October is the month of goblins, ghosts, and ghouls. While these imaginary creatures are surely scary, another sort of monster has fascinated and frightened us since 1886. That year, Robert Louis Stevenson published Strange Case of Dr. Jekyll and Mr. Hyde. The tale has gripped generations of readers because it reminds us that we all have monsters lurking within.
Richard Mansfield depicts the dual personality of Dr. Jekyll in this famous double exposure photograph.
The Seeds of a Legendary Tale
Robert Louis Stevenson was born on November 13, 1850 in Edinburg, Scotland. Weak lungs inherited from his mother left Stevenson a sickly child and before he was two years old, a nurse by the name of Alison Cunningham joined the Stevenson family as Robert’s nurse. Cunningham was a fervent Calvinist and these views permeated the stories she told Stevenson. Despite her good intentions, the ill and easily excited boy’s imagination turned these stories into nightmares. Even as an adult, Stevenson would suffer from night terrors.

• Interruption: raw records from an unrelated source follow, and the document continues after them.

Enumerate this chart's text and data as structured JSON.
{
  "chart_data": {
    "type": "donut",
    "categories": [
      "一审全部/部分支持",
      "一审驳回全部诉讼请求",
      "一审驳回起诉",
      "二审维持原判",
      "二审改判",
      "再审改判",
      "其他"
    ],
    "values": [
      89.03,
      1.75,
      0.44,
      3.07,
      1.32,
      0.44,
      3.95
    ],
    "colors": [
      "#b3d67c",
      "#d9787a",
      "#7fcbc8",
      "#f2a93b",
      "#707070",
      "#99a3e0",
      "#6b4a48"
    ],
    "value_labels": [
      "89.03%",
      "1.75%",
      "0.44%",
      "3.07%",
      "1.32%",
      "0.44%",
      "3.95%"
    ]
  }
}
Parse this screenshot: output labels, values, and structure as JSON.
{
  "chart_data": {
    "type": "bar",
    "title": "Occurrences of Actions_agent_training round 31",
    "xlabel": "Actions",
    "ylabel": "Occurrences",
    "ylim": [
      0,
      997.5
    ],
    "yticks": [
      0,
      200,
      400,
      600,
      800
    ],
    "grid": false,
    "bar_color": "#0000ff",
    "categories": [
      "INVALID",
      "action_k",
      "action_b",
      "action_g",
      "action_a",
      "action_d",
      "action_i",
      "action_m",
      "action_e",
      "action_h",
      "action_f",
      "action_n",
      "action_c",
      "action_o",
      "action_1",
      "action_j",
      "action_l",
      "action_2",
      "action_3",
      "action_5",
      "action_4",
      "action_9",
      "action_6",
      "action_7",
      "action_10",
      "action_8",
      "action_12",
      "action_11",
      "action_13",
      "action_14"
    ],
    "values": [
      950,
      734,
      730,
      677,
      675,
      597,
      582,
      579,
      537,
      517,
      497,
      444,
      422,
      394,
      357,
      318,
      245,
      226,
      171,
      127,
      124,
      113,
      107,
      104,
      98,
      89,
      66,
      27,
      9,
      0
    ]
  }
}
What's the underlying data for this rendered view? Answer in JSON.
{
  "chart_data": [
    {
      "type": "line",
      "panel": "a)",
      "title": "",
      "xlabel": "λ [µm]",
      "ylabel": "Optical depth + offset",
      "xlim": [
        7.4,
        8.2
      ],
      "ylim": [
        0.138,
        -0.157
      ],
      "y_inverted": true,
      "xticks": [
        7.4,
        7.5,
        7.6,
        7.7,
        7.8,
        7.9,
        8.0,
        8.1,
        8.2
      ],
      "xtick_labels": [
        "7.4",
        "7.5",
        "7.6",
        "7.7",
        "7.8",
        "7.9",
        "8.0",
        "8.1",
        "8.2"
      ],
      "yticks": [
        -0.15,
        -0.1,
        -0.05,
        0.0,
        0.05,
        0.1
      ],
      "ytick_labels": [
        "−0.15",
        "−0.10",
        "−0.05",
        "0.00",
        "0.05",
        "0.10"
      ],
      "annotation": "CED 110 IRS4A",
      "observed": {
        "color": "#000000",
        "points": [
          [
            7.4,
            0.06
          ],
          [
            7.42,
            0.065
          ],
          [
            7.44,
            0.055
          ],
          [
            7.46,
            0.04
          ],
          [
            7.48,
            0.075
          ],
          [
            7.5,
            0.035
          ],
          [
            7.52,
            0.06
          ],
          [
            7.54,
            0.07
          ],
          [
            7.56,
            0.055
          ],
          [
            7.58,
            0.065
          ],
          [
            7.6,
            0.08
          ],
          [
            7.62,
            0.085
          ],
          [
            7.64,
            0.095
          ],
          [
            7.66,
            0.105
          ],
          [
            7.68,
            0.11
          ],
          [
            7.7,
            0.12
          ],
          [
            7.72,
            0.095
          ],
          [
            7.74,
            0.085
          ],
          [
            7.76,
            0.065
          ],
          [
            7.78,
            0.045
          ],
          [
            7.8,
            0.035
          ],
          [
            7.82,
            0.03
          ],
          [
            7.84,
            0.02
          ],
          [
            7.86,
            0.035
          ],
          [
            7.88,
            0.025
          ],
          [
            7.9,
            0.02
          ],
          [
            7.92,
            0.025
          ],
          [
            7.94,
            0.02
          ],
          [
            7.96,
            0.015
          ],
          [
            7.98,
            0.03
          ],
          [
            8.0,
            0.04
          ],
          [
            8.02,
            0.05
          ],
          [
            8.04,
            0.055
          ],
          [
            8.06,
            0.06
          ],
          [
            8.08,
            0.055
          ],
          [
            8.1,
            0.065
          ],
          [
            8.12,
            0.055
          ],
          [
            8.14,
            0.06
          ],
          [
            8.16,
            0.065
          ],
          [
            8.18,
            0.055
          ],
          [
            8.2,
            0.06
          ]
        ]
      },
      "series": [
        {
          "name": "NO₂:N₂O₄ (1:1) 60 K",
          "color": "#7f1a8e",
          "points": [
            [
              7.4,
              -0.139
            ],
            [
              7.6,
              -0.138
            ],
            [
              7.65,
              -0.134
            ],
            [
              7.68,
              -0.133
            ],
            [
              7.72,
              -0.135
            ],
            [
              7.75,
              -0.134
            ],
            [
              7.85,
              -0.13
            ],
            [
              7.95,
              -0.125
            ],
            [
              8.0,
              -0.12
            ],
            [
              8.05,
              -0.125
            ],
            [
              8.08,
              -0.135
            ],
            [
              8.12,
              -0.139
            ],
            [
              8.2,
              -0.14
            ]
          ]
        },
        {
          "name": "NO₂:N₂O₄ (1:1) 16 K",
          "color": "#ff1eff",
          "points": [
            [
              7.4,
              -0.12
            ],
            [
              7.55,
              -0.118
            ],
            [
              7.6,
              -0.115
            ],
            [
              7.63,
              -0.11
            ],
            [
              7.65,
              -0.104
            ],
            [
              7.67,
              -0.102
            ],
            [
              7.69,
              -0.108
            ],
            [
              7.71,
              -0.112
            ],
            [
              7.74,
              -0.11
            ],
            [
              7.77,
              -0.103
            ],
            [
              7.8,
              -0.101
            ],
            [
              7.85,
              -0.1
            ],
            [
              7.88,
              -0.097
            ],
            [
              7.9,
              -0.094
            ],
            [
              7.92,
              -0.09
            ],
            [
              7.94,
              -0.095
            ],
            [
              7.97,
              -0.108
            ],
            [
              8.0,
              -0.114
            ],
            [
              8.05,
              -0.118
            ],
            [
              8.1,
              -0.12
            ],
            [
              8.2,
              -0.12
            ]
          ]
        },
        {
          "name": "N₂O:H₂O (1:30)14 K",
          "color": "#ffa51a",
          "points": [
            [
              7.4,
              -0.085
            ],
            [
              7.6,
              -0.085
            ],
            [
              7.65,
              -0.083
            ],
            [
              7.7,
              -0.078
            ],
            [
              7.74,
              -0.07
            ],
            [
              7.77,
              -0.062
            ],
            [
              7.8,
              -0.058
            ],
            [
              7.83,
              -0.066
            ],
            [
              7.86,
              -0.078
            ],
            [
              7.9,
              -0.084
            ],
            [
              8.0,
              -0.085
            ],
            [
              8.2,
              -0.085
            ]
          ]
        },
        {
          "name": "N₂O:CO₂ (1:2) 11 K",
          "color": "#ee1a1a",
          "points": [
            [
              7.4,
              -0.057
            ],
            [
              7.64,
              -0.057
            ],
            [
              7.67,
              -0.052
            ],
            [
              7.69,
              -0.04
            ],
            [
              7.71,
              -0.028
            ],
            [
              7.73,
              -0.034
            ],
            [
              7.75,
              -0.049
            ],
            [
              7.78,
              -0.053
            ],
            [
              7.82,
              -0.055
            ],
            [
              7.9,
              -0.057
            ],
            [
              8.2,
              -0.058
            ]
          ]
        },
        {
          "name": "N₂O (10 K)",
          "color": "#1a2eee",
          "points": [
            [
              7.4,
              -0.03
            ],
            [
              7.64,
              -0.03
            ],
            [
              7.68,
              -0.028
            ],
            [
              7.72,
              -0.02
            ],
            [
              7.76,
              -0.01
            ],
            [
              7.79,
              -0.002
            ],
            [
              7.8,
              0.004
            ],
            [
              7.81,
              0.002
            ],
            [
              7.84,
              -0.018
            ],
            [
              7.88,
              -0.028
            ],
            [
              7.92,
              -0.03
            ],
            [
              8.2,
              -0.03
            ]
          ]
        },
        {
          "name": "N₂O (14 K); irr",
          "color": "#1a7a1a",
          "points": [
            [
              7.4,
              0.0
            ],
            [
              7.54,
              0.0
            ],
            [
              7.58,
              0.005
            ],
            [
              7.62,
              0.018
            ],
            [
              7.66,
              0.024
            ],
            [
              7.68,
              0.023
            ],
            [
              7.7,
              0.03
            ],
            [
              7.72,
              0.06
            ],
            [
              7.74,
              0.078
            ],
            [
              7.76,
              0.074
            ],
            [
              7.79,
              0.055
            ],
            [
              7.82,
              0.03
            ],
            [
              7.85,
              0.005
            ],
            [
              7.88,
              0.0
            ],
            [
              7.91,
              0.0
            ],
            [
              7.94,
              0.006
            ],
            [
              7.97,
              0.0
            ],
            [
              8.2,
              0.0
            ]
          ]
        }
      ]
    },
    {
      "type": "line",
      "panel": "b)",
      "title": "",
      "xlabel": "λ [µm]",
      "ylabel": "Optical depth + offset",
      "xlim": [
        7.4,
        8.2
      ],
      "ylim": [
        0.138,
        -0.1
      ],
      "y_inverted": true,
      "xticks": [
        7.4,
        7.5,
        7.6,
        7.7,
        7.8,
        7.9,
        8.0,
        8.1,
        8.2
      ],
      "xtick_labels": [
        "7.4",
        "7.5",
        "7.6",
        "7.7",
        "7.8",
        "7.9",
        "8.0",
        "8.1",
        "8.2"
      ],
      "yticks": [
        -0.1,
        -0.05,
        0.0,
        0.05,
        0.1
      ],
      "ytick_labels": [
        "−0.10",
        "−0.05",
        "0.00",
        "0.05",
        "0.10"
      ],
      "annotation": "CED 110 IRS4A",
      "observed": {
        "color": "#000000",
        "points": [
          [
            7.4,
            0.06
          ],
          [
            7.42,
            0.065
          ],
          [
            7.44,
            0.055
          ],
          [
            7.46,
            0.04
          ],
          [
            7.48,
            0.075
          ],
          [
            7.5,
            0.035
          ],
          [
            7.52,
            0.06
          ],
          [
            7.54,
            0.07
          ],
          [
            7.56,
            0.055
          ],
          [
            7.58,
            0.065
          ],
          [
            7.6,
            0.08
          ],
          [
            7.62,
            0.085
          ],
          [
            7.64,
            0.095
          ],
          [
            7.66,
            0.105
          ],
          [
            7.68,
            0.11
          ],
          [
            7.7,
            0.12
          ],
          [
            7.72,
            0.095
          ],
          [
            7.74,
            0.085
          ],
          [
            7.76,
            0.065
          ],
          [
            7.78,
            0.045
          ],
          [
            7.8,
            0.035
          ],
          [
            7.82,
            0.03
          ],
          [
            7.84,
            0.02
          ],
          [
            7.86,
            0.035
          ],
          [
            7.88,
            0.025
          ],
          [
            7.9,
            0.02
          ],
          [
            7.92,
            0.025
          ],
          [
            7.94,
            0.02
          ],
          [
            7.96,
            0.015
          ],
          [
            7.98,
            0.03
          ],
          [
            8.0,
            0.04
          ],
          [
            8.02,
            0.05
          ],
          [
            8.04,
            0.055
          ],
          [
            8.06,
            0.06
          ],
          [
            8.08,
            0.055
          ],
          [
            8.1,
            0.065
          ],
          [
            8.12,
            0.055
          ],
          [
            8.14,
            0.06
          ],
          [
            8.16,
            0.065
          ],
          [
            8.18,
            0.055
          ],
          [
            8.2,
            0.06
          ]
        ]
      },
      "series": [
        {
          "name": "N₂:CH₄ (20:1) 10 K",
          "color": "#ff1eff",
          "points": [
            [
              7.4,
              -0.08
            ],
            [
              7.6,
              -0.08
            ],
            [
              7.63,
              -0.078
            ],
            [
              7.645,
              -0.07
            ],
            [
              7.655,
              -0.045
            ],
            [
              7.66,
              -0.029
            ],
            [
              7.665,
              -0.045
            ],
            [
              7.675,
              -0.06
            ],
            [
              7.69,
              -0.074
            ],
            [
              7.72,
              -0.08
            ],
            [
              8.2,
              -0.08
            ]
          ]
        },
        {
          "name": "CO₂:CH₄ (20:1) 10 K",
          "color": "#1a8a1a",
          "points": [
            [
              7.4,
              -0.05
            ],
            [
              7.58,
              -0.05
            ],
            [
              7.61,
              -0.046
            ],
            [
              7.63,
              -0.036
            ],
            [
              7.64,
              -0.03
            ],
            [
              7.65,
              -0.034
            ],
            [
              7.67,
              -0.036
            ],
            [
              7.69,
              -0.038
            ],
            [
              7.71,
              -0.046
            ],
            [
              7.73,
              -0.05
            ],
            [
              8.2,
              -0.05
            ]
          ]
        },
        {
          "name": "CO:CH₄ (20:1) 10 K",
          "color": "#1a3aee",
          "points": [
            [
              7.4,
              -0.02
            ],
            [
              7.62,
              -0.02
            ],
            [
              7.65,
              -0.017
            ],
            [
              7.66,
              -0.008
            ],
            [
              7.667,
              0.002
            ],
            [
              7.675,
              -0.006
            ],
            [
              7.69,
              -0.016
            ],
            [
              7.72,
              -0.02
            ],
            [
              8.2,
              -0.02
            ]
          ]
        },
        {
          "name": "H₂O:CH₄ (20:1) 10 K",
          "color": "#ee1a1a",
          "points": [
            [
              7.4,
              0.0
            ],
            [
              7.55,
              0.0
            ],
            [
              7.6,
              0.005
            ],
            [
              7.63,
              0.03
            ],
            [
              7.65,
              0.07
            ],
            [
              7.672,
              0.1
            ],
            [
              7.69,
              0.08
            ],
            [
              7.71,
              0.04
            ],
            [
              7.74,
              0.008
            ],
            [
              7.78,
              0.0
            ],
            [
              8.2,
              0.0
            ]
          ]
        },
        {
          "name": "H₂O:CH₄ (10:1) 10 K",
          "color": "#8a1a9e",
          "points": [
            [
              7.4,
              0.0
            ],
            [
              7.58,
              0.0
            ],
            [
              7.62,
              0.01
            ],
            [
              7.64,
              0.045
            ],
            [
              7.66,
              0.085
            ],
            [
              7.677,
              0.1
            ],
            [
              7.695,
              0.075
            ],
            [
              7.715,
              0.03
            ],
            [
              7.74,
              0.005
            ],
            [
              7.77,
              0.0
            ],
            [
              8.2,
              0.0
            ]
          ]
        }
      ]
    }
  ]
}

To appease his father, Stevenson went to Edinburg University to study engineering, in hopes to follow in the family footsteps of designing lighthouses. He abandoned engineering and began to study law which he too gave up to practice writing. His first published works were travel writings describing landscapes, the people he encountered, and the adventures had.
In 1876, he met his future wife, Fanny, in a small village in south-east Paris. She was ten years older, separated from her husband, and had two children from her previous marriage. In 1880, they were married in San Francisco. Fanny would become an indispensable critic and confidante in Stevenson's writing process.
Just like his travel writings, Stevenson grabbed inspiration for his fictional writings in his everyday life. Treasure Island started out as a treasure map drawn by his twelve-year-old stepson on a rainy summer day; however, The Strange Case of Dr. Jekyll and Mr. Hyde did not begin on such a light note.
A Real-Life Split Personality
Deacon William Brodie—cabinet maker, town councilman, and head of The Incorporation of Wrights and Masons—lived in Edinburg, Scotland during the mid-1700’s. Brodie was seen as an honorable member of society, making his living repairing locks and door mechanisms for homes all over town, which supported his alternative lifestyle in more ways than one.
Brodie’s night life included being the head of a burglary gang, two mistresses, several children, and a gambling addiction. During his day job, Brodie would copy his client’s keys with wax molds made from the original, so he could return later that night and steal from the homeowner. His scheme ended in 1786 when he attempted an armed robbery at Chessel Court, in his Majesty’s excise office. Brodie was caught and hanged on October 1, 1788 on a gibbet he recently redesigned.
"The Execution of Deacon Brodie" by Alexander Hay Ritchie
Brodie Is a Household Name
Stevenson's father had actually hired Brodie to make some furniture for the family, and these pieces were still in the Stevenson home during the author's childhood. Brodie's legacy lived on this way, in the households of people all over Edinburgh. Although Brodie and Robert Louis Stevenson never met, Deacon Brodie’s story was one known by every Scot. In his youth, Stevenson coauthored a play with W.E. Henley, titled Deacon Brodie or The Double Life. It was finally produced in 1882.
In the early fall of 1885, Fanny woke Robert Stevenson in the midst of a night terror. Stevenson was angry with Fanny for awakening him because he was "dreaming a fine bogey tale." The scenes from this nightmare were the foundation for Jekyll & Hyde. Stevenson wrote the novella feverishly, passing it to Fanny for review when he finished it. Fanny suggested that the work should be more allegorical, and Stevenson apparently took this criticism to heart. He claims to have burned the original manuscript and started from scratch. The publicized version of the story is allegorical, playing on the good and evil residing inside of every person.
An Instant Hit
Appealing to the social angsts of the Victorian era—struggling with identity, the technological advancements, and respectability made it an instantaneous hit that continues to spark interests in generations of today. Jekyll & Hyde has become iconic, adapted for countless plays, movies, and other manifestations of popular culture. Indeed, it was first adapted for the stage only a few years after publication.
When did you first encounter this legendary character? And why do you think we've been so enraptured with Jekyll & Hyde for so many years?